Milkweed Interview
Guest blogger Aloha Bonser Shaw interviews Milkweed designer Tallula Bentley.
Aloha: What is the design and thought process for you when making work?
Talulla: Well, the work I’ve made over the last year has kind of come from looking at biomimicry within design, which I became really interested in researching. That has a lot to do with the structure and form of my work.
I like to use natural and found objects within my work, and try to of recycle and re-use when possible, but without this being an obvious feature.

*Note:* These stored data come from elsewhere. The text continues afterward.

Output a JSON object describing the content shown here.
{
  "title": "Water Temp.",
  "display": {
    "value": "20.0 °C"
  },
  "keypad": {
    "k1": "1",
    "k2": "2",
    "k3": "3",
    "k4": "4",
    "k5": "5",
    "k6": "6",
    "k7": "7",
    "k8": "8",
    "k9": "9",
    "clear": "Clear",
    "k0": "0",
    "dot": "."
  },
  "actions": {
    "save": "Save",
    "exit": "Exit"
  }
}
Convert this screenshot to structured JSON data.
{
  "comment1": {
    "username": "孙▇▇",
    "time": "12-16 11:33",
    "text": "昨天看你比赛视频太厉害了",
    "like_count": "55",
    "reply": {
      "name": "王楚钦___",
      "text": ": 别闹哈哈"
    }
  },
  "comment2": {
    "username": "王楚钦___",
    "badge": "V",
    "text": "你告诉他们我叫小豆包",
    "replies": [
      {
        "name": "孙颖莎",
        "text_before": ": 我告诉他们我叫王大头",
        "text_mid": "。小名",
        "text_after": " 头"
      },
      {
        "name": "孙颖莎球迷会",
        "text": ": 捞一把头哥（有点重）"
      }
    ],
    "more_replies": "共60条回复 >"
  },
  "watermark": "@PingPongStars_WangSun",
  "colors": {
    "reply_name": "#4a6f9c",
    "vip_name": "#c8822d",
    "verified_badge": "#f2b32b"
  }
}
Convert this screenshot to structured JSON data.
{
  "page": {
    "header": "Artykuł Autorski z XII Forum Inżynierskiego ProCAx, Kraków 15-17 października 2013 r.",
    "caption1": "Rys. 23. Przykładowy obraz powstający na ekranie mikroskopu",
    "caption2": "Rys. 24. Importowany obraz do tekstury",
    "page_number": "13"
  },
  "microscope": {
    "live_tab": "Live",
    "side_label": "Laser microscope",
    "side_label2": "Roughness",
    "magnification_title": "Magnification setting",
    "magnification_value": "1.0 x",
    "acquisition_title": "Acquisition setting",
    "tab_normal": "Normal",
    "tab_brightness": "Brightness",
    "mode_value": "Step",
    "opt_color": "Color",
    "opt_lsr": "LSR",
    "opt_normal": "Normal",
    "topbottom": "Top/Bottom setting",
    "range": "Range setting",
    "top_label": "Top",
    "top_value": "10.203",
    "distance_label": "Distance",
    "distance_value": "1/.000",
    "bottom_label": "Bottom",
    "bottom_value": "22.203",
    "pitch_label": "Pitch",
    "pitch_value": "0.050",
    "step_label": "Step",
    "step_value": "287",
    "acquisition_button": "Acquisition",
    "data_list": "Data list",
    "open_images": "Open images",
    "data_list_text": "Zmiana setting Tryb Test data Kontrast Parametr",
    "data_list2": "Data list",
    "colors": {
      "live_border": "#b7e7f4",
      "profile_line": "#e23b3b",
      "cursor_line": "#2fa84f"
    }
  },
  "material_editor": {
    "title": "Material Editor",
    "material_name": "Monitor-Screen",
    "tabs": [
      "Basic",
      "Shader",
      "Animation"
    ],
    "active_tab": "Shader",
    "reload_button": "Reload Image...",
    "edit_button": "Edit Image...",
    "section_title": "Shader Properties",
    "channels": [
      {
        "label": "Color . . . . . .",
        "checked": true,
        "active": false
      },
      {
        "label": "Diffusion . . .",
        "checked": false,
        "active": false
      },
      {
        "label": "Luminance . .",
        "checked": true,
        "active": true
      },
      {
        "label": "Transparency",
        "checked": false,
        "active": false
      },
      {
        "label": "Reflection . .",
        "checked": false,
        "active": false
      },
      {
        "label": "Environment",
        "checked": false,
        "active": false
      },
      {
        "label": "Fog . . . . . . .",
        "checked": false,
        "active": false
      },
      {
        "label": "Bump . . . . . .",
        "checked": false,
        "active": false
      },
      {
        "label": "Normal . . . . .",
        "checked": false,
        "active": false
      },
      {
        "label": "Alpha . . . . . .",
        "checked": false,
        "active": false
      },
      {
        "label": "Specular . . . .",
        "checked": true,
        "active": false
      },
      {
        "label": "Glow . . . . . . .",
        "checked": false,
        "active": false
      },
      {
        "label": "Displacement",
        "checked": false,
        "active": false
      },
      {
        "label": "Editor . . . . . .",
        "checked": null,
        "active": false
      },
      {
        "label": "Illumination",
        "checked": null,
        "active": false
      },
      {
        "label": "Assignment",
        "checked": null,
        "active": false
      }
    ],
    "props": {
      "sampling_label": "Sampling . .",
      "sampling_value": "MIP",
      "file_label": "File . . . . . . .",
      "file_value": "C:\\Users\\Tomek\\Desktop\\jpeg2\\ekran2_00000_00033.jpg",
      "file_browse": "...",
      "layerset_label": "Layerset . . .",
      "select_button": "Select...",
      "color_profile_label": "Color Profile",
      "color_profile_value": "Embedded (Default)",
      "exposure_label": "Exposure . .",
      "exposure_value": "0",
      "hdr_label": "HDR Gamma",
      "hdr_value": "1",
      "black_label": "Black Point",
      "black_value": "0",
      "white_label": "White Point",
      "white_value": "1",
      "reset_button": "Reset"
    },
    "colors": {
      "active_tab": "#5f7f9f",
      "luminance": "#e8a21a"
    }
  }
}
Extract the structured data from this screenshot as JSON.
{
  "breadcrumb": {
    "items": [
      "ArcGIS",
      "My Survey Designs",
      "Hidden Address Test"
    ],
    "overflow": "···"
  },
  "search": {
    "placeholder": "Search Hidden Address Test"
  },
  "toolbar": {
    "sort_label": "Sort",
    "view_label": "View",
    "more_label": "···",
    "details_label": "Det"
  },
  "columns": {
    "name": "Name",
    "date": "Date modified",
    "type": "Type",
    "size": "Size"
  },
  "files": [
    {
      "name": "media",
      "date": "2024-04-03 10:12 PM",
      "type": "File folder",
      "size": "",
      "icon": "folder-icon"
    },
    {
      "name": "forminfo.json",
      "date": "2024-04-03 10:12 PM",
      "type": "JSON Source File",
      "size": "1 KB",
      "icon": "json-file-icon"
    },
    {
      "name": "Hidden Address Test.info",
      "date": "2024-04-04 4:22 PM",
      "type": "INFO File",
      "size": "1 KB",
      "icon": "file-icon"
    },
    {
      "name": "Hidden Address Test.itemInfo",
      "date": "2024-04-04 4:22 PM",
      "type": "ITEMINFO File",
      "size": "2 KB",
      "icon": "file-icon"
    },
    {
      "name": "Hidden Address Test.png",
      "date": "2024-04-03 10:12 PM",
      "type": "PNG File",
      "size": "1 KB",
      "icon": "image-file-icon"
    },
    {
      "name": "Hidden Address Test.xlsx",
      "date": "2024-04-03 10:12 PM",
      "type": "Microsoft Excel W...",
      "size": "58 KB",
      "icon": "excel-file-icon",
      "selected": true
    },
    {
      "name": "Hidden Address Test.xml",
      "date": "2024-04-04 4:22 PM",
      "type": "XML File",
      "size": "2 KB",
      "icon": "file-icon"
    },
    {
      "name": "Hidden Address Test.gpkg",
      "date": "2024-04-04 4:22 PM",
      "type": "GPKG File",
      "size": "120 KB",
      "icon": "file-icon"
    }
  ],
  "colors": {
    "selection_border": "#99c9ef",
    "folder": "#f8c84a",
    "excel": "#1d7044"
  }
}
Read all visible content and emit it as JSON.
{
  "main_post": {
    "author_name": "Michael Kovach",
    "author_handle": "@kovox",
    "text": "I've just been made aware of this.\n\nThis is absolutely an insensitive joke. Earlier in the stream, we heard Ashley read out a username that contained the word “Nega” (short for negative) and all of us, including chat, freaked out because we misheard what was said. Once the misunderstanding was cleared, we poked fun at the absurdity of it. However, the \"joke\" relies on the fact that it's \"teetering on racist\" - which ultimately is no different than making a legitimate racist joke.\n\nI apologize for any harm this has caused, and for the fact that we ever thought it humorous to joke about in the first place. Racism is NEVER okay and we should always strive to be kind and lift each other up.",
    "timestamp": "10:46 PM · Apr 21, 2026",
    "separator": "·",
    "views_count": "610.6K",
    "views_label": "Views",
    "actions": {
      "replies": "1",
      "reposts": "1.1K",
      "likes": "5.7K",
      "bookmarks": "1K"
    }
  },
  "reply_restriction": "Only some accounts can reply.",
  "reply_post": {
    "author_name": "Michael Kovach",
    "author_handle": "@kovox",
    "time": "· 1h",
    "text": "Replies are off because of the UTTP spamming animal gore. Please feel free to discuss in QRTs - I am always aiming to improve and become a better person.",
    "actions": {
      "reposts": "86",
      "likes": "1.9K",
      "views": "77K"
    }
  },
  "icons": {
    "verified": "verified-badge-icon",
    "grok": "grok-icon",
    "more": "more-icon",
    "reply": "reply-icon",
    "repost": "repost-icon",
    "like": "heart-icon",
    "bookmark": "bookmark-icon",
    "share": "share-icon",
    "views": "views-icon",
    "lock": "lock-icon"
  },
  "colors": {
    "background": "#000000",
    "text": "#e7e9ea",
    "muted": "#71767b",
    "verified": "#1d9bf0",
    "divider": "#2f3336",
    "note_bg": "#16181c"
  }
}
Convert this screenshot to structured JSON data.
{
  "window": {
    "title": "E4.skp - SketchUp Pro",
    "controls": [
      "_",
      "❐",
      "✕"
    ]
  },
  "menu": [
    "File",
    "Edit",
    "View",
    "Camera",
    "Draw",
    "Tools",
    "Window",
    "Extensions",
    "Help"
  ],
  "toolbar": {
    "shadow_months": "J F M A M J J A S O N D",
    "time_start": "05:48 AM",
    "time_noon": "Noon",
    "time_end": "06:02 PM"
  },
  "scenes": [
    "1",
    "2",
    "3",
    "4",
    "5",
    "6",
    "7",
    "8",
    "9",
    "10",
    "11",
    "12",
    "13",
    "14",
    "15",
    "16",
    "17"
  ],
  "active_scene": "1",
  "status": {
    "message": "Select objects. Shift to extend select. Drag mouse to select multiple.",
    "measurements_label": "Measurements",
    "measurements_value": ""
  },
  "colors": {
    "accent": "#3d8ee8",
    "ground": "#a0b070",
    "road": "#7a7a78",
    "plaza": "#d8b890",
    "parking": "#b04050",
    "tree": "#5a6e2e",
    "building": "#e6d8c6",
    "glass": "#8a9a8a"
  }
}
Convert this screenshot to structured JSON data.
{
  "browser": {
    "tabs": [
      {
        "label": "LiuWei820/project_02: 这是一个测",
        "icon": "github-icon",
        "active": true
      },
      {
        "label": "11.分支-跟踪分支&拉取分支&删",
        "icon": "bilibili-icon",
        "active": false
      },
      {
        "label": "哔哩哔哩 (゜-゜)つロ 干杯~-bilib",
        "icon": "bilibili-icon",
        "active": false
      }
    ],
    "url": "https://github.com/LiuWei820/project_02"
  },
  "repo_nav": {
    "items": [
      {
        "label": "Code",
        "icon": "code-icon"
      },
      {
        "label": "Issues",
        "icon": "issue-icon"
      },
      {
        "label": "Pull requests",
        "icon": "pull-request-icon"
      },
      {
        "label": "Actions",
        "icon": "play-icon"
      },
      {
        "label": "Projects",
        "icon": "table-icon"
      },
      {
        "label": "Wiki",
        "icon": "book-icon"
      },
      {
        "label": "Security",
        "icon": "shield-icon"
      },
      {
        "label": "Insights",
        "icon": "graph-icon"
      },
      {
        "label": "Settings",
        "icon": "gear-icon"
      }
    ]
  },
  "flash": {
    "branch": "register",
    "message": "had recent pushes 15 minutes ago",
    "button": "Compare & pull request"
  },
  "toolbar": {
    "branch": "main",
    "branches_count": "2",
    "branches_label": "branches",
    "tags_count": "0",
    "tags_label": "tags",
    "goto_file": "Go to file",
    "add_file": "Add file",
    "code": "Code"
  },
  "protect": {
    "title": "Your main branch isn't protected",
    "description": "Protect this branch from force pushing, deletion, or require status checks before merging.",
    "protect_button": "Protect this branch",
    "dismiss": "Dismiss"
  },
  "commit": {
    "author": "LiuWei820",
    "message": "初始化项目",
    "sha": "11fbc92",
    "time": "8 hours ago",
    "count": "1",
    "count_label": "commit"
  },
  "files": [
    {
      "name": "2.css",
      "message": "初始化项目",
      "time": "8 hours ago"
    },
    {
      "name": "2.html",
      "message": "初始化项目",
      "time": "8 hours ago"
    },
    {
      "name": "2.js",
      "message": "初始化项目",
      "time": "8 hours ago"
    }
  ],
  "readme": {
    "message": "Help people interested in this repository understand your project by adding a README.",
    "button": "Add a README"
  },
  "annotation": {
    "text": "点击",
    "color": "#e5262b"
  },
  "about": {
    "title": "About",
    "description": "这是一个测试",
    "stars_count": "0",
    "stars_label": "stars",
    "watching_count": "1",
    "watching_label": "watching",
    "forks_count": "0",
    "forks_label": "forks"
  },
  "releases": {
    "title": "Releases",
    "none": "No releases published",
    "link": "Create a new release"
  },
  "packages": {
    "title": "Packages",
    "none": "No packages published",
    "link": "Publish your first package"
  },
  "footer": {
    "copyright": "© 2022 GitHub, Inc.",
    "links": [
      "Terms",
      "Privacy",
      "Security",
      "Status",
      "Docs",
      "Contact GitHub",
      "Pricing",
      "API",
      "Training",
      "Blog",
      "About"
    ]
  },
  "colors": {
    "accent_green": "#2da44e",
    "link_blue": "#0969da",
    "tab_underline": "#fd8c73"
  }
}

I really love Japanese style and structure in fashion, so I was kind of combining something that can have an organic feel with natural materials, in a way that’s quite contemporary shapes.
And where do you source your materials?
I try and source everything as locally as possible, which has come about in a really natural way, just through not having very much money to make garments over the last few months. I contacted a lot of other people, who either keep their own sheep, or use natural dying for example. I’ve also been donated quite a lot of materials, the fleeces I use are from a Sussex breed of sheep, and all the fibres are too short to be spun into yarn. The fact that I had this wool which only worked in a certain way, really influenced the materials I made, because they couldn’t hold their own structure, so I had to make a base structure and work into that. So most of the work is made from Sussex sheep, and in terms of other things I use British lambs wool. That’s how I make most of my materials.
Dyeing is something I’m also learning about and using in my work, and really want to explore more. Recently I have been experimenting with using onion-skins and woad, for pale brown and blue colours. I also use madder, which can create a really dark red, but I was using it as an exhaust, which meant it had already been used in a dye vat for something else, resulting in muted pink tones. I also use these dyes with other things, like dried flower petals, you can be quite playful with it, which can have a really interesting effect on the fibres.
I remember you mentioning that you often make a garment with a particular person in mind.
Yes. With the work I’ve been doing recently, I’ve mainly been making garments for someone because they’ve asked me to make something for them.
In terms of my previous work, I really felt that each piece was a labour of love, as they would take so long to make. When I was doing the weaving process I’d often be outside when working, and it could take a few days just to weave the fabric. So it is nice to have a person in mind when making the garments, as it feels so much more worthwhile. I find I can have a focus on that person when I’m creating the shape, and painstakingly making the fabric.